Morgan Stanley, the U.S. bank with commodity assets of about $8 billion, booked a capesize ship at what may be the lowest rent in 31 months as a glut of vessels weighed on transportation costs for raw materials.The bank hired the Anangel Explorer on
a charter of nine to 11 months at about $10,250 a day, data from Baltic Exchange Ltd. showed today. That may be the least since November 2008, when a daily rate of $6,000 was paid, according to shipbroker Clarkson Plc. The rent would be $250 a day less than the exchange reported Geneva-based SwissMarine Services SA paid this month for a charter.
"They are doing this for a long period of time to lock in a small freight rate," said Jeffrey Landsberg, New York-based president of shipping consultancy Commodore Research. "It also gives them more flexibility in their cargo trading."
Operating ships probably gives the bank better knowledge of trade flows than financial institutions that don't transport raw materials, Landsberg said. Morgan Stanley also may be able to boost profit from the rental by trading freight derivatives, he said. The contracts, known as forward freight agreements, or FFAs, are bets, or hedges, settled by the exchange's daily price assessments for 50 maritime routes.
Hugh Fraser, a London-based spokesman for Morgan Stanley, declined to comment. The bank had $1.77 billion of revenue from commodities and fixed-income trading in the first quarter, its quarterly earnings statement shows. Physical commodities on Morgan Stanley's balance sheet swelled 19 percent to $8.1 billion by March 31 from $6.8 billion at the end of 2010.
Coal Cargoes
Single-voyage capesize rents climbed 11 percent today, the most since May 19, to $9,826 a day as more ships were booked to haul iron ore and coal within the Atlantic Ocean basin, data from the exchange showed.

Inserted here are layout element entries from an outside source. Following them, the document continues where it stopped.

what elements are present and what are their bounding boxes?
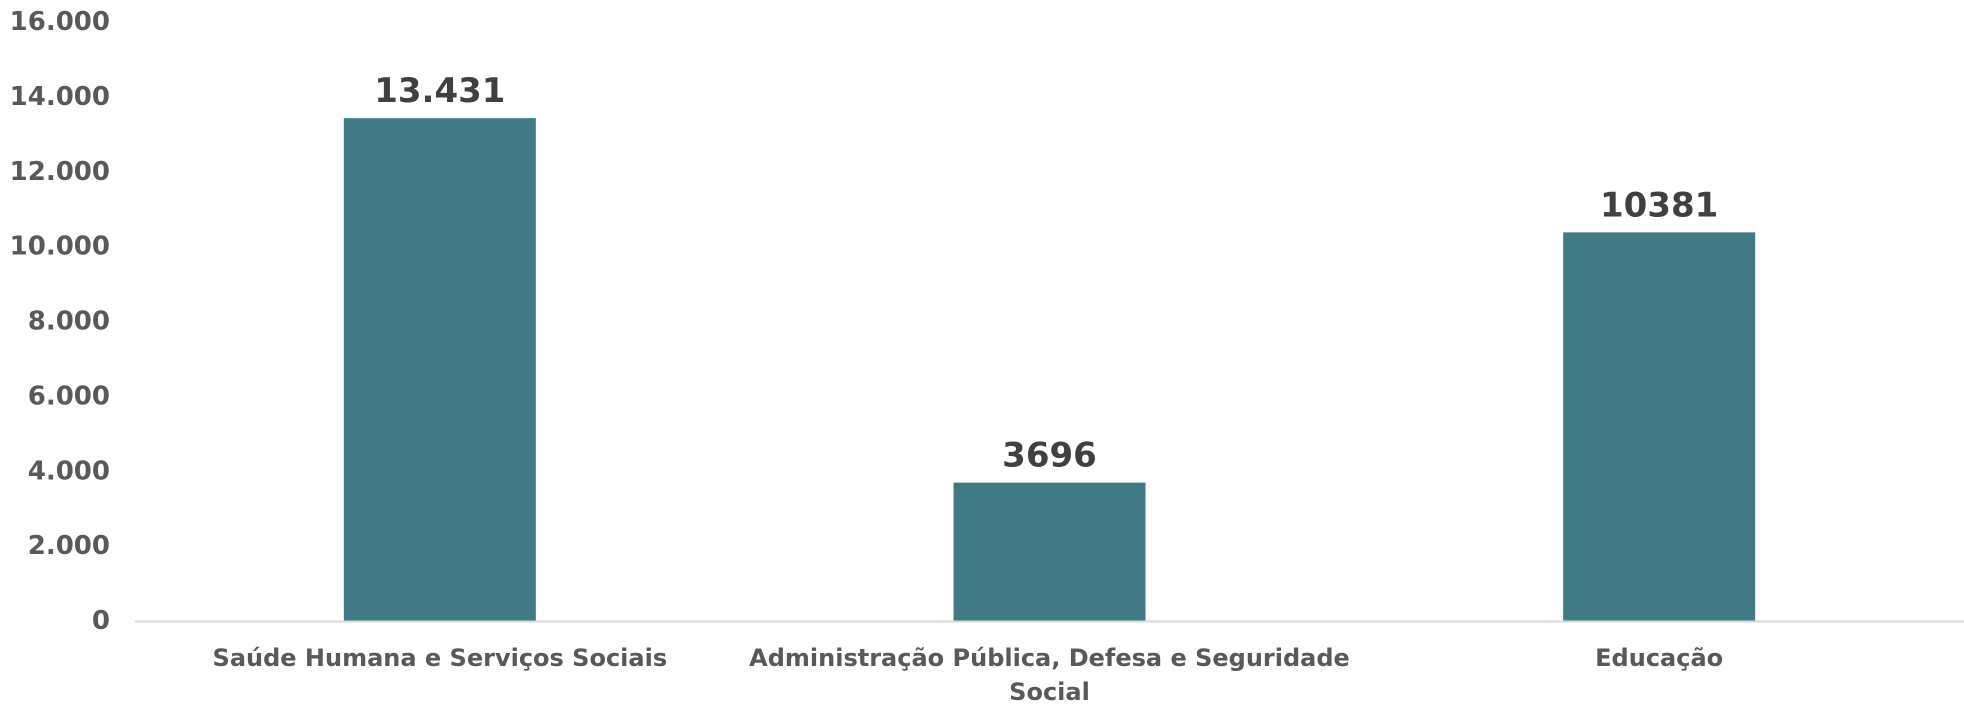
data-label: 13.431 xyxy=(374,71,505,111)
y-axis: 0 2.000 4.000 6.000 8.000 10.000 12.000 14.000 1… xyxy=(10,7,110,636)
y-tick-label: 10.000 xyxy=(10,232,110,262)
y-tick-label: 2.000 xyxy=(28,531,110,561)
y-tick-label: 8.000 xyxy=(28,307,110,337)
category-label: Saúde Humana e Serviços Sociais xyxy=(213,644,668,672)
bar xyxy=(343,118,536,621)
y-tick-label: 16.000 xyxy=(10,7,110,37)
category-label: Administração Pública, Defesa e Segurida… xyxy=(749,644,1350,672)
bar xyxy=(953,482,1146,621)
y-tick-label: 4.000 xyxy=(28,456,110,486)
category-label: Educação xyxy=(1595,644,1723,672)
category-label: Social xyxy=(1009,678,1090,705)
data-label: 3696 xyxy=(1002,436,1097,476)
bars xyxy=(343,118,1756,621)
y-tick-label: 12.000 xyxy=(10,157,110,187)
data-label: 10381 xyxy=(1600,185,1718,225)
y-tick-label: 0 xyxy=(92,606,110,636)
data-labels: 13.431 3696 10381 xyxy=(374,71,1718,475)
y-tick-label: 6.000 xyxy=(28,381,110,411)
bar xyxy=(1563,232,1756,621)
x-axis: Saúde Humana e Serviços Sociais Administr… xyxy=(213,644,1724,705)
y-tick-label: 14.000 xyxy=(10,82,110,112)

Capesizes are the largest vessels tracked by the Baltic Dry Index, a wider measure of raw-materials transportation costs, which rose 1.4 percent to 1,424 points. Rents dropped for the other three ship types in the gauge.
The 289-meter (948-foot) Anangel Explorer, like other capesizes, is too big to pass through the Panama Canal and must instead sail around Cape Horn or the Cape of Good Hope to deliver its cargo. The vessel has a transportation capacity of 171,925 deadweight tons. Capesizes mostly carry iron ore, a raw material for making steel.
The global capesize fleet expanded by 21 percent in the last year, outpacing demand to transport commodities at sea, according to data from the research unit of Clarkson, the world's largest shipbroker. Seaborne hauling of bulk commodities will rise 4 percent in 2011, it estimates.
Traders were betting that daily capesize rents will be $9,500 in the third quarter and $10,750 in the following three months, according to freight-derivatives prices from Clarkson brokers at 3:30 p.m. today.
Daily rents for panamax ships, the second-biggest vessel type in the index, fell 1.4 percent to $15,652. Supramaxes dropped 0.2 percent to $13,809 and handysizes slid 0.3 percent to $10,926.